>>> rdd = sc.parallelize(range(10), 2)
>>> rdd.glom().collect()
[[0, 1, 2, 3, 4], [5, 6, 7, 8, 9]]
>>> rdd.repartition(3).glom().collect()
[[], [0, 1, 2, 3, 4], [5, 6, 7, 8, 9]]
>>>
The first partition is empty? Why? I really appreciate you telling me the reasons.
That happens because Spark doesn't shuffle individual elements but rather blocks of data - with minimum batch size equal to 10.
So if you have less elements than that per partition, Spark won't separate content of partitions.
This can be explained by just taking a look at how the repartition function works.
The reason for this is that calling df.repartition(COL, numPartitions=k)
will create a dataframe with k
partitions using a hash-based partitioned. Pyspark will go through every row and apply the following function to determine where the element in the current row will end :
partition_the_row_belongs_to = hash(COL) % k
The k
in this case is used for mapping the rows into a space consisting of k partitions. As you can see, there are times where hash functions collides. Sometimes some partitions will be empty whist others have too many elements. This can be because of hash map conclusions, or because of the hash function. Either way the reason for what you are seeing is that repartition created 3 partitions as you asked for, it doesn't promise you anything about balancing the partitions or having all partitions non-empty.
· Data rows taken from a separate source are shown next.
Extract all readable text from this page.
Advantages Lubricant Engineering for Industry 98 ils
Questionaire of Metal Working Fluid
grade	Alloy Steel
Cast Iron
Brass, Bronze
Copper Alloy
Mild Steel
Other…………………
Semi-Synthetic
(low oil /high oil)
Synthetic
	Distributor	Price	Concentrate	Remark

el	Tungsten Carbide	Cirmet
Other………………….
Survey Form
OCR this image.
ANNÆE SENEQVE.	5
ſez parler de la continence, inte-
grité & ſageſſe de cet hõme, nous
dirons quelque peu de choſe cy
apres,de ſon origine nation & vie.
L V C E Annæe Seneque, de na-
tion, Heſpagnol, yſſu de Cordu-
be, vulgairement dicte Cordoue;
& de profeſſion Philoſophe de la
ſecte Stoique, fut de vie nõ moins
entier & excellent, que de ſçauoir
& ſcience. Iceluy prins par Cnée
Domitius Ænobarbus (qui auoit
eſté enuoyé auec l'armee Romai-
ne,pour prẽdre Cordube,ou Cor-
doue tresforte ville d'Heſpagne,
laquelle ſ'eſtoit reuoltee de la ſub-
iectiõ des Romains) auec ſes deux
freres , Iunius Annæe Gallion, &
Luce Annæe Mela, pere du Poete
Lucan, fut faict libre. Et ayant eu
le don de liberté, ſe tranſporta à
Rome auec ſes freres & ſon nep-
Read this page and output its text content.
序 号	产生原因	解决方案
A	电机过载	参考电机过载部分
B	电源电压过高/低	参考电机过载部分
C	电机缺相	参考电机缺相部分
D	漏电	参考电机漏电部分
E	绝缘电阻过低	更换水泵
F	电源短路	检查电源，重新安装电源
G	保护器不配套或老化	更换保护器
If you want to have more control on how the resulting partitions look like, look at partitionby.
See also: this question and this question.
I hope that helps.
It is worth while noting that as Spark is all about running at scale, this is an unlikely scenario to worry about. The closest you can get is skewed data. range will give different initial partitioning than repartition which will use hashing. Also the comment on batch size is valid, but less relevant in practice.